The information content of the establishment vs. household-based employment series vs. hours worked.
A recent post on post-recession employment trends sparked a vigorous debate. In response, I decided to look further at the time series characteristics of some oft-cited variables, and how they relate to real GDP. The series I am going to examine are non-farm payroll employment, based upon the survey of establishments, and the civilian employment series, smoothed and adjusted by the BLS to conform in concept to the establishment series (this series, drawn from BLS, Employment from the BLS household and payroll surveys: summary of recent trends, dated December 2, 2005, is different than the official series). In addition, I’ll look at the BLS measure of total hours worked in the business sector.
The first figure shows the two employment series (the smoothed and adjusted civilian employment series only begins in 1994), with payroll employment in blue and civilian employment in red. The second figure shows the first difference of the two logged series. As is evident, the variability of the population based series is substantially larger than that of the establishment based series. Over the 1994m01-2005m11 period, the standard errors of the annualized growth rates of the monthly employment levels are 0.00138 versus 0.00284 for establishment and population, respectively. That means that the latter is about twice as variable as the former. (Interestingly, the “drift” terms are about the same, with the implied annualized monthly growth rates equal to 1.5% in both instances).
One reason to be interested in employment is to see how it links up with measures of real activity. In the next figure, the two measures are plotted against real GDP, in blue (payroll in red, civilian employment in green, all series now logged). The last figure is hours worked and real GDP, over a comparable period. One would be tempted to do some “ocular regressions” to determine which series is more informative regarding real GDP, but that would lead to differing interpretations. Instead, I decided to characterize the data statistically.

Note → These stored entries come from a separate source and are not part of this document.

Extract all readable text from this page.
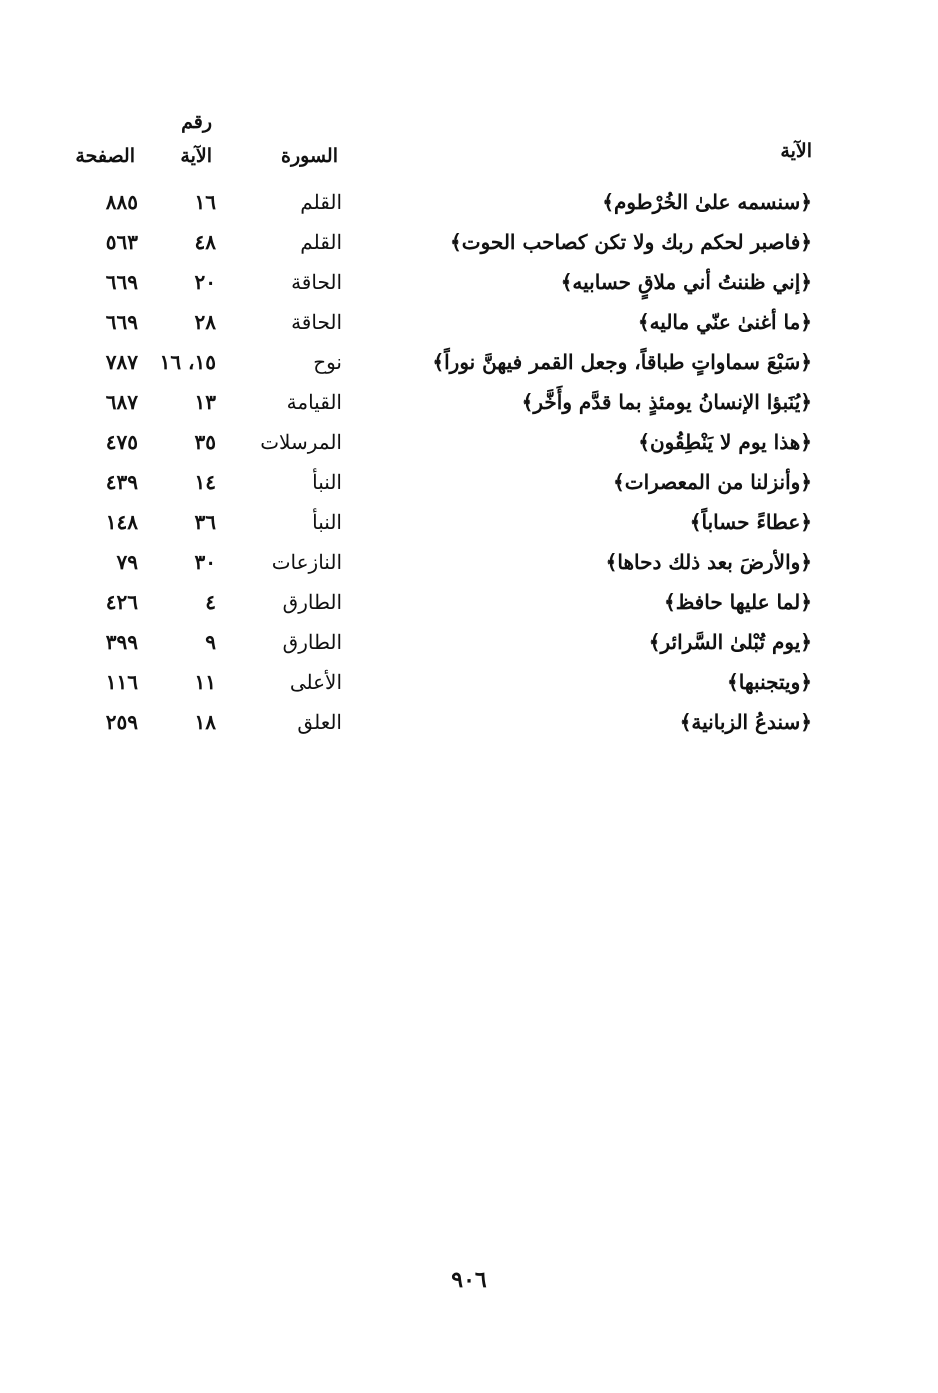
الآية
السورة
رقم
الآية
الصفحة
﴿سنسمه علىٰ الخُرْطوم﴾
القلم
١٦
٨٨٥
﴿فاصبر لحكم ربك ولا تكن كصاحب الحوت﴾
القلم
٤٨
٥٦٣
﴿إني ظننتُ أني ملاقٍ حسابيه﴾
الحاقة
٢٠
٦٦٩
﴿ما أغنىٰ عنّي ماليه﴾
الحاقة
٢٨
٦٦٩
﴿سَبْعَ سماواتٍ طباقاً، وجعل القمر فيهنَّ نوراً﴾
نوح
١٥، ١٦
٧٨٧
﴿يُنَبؤا الإنسانُ يومئذٍ بما قدَّم وأَخَّر﴾
القيامة
١٣
٦٨٧
﴿هذا يوم لا يَنْطِقُون﴾
المرسلات
٣٥
٤٧٥
﴿وأنزلنا من المعصرات﴾
النبأ
١٤
٤٣٩
﴿عطاءً حساباً﴾
النبأ
٣٦
١٤٨
﴿والأرضَ بعد ذلك دحاها﴾
النازعات
٣٠
٧٩
﴿لما عليها حافظ﴾
الطارق
٤
٤٢٦
﴿يوم تُبْلىٰ السَّرائر﴾
الطارق
٩
٣٩٩
﴿ويتجنبها﴾
الأعلى
١١
١١٦
﴿سندعُ الزبانية﴾
العلق
١٨
٢٥٩
٩٠٦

First, all series fail to reject a unit root null (allowing for constant and trend) according to a standard augmented Dickey-Fuller test (where the lag length is selected using a Bayesian information criterion). That means all the series seem to be integrated of order one. One implication of these findings it that it is inappropriate to conduct inference on any of these series using deterministic time trends to “detrend” the data (this is also true for payroll employment over a longer sample, 1950m01-2005m11).

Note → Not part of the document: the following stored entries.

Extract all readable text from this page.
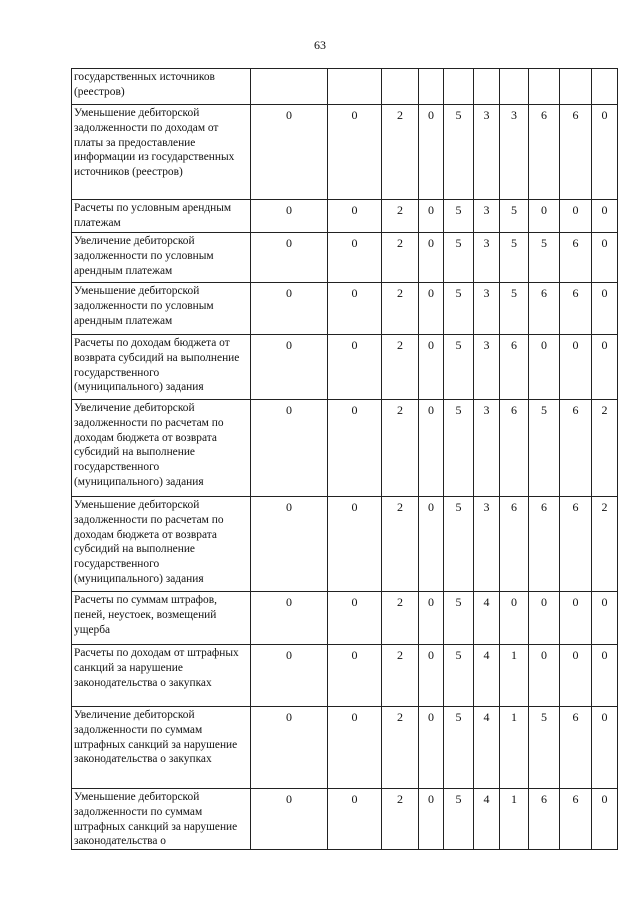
63
государственных источников (реестров)										
Уменьшение дебиторской задолженности по доходам от платы за предоставление информации из государственных источников (реестров)	0	0	2	0	5	3	3	6	6	0
Расчеты по условным арендным платежам	0	0	2	0	5	3	5	0	0	0
Увеличение дебиторской задолженности по условным арендным платежам	0	0	2	0	5	3	5	5	6	0
Уменьшение дебиторской задолженности по условным арендным платежам	0	0	2	0	5	3	5	6	6	0
Расчеты по доходам бюджета от возврата субсидий на выполнение государственного (муниципального) задания	0	0	2	0	5	3	6	0	0	0
Увеличение дебиторской задолженности по расчетам по доходам бюджета от возврата субсидий на выполнение государственного (муниципального) задания	0	0	2	0	5	3	6	5	6	2
Уменьшение дебиторской задолженности по расчетам по доходам бюджета от возврата субсидий на выполнение государственного (муниципального) задания	0	0	2	0	5	3	6	6	6	2
Расчеты по суммам штрафов, пеней, неустоек, возмещений ущерба	0	0	2	0	5	4	0	0	0	0
Расчеты по доходам от штрафных санкций за нарушение законодательства о закупках	0	0	2	0	5	4	1	0	0	0
Увеличение дебиторской задолженности по суммам штрафных санкций за нарушение законодательства о закупках	0	0	2	0	5	4	1	5	6	0
Уменьшение дебиторской задолженности по суммам штрафных санкций за нарушение законодательства о	0	0	2	0	5	4	1	6	6	0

Second, over the 1995q1-2004q4 period (in all subsequent statistical analyses, I have truncated the sample at end-2004 to minimize the effect of data revisions), payroll employment appears to be cointegrated with real GDP, at the 10% marginal significance level, using a maximum likelihood approach (allowing for a constant in the cointegrating equation and a constant in the VAR(4), which is like allowing a deterministic time trend in all of the variables). similarly hours worked is also cointegrated with real GDP, at even higher levels of significance.
Third, the smoothed and adjusted civilian employment series, based on the household survey, does not appear to be cointegrated with real GDP, even at the 10% marginal significance level. Using finite sample critical values would make the failure to find cointegration even more marked.

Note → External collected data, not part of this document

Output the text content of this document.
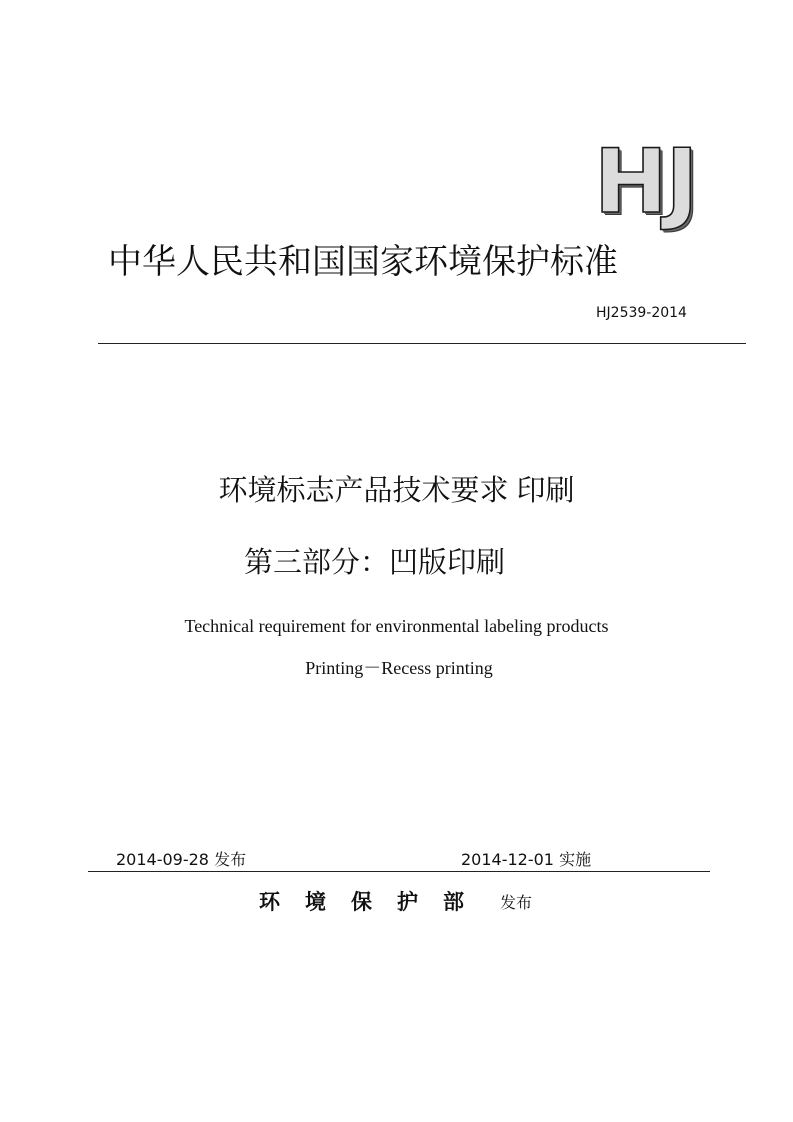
HJ
中华人民共和国国家环境保护标准
HJ2539-2014
环境标志产品技术要求 印刷
第三部分：凹版印刷
Technical requirement for environmental labeling products
Printing－Recess printing
2014-09-28 发布	2014-12-01 实施
环境保护部 发布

Fourth, extending the sample back far enough to 1968, both payroll employment and the unadjusted civilian employment series (the adjusted series begin in 1994), as well as the hours worked, are borderline cointegrated with real GDP, but with the wrong sign and statistically insignificant coefficients.
Fifth, since the series are all integrated, it makes sense to examine in addition the information content of the log first-differenced series. Without taking a stand on causality, one approach to doing this is to use principal components analysis, applied to real GDP, payroll employment, adjusted civilian employment, and hours worked. This methodology identifies the vector that minimizes the variance of a linear combination of the variables. The first principal component accounts for 68% of the variation; the series with the highest coefficient is payroll employment, the series with second highest is hours worked, followed by adjusted civilian employment and finally real GDP. A similar result obtains if GDP is dropped from the group; then the payroll series has the highest coefficient.
Sixth, little of this analysis speaks directly to the issue raised by Tim Kane regarding real time analysis. In order to address this issue, somebody (with some spare research assistant resources) would have to use the different vintages of data, such as that available at the
My conclusion is not that one should only pay attention to payroll employment. Clearly, all the series have information content. Rather, that each series has different characteristics. However, if I had to choose one series, I would still choose the payroll employment series.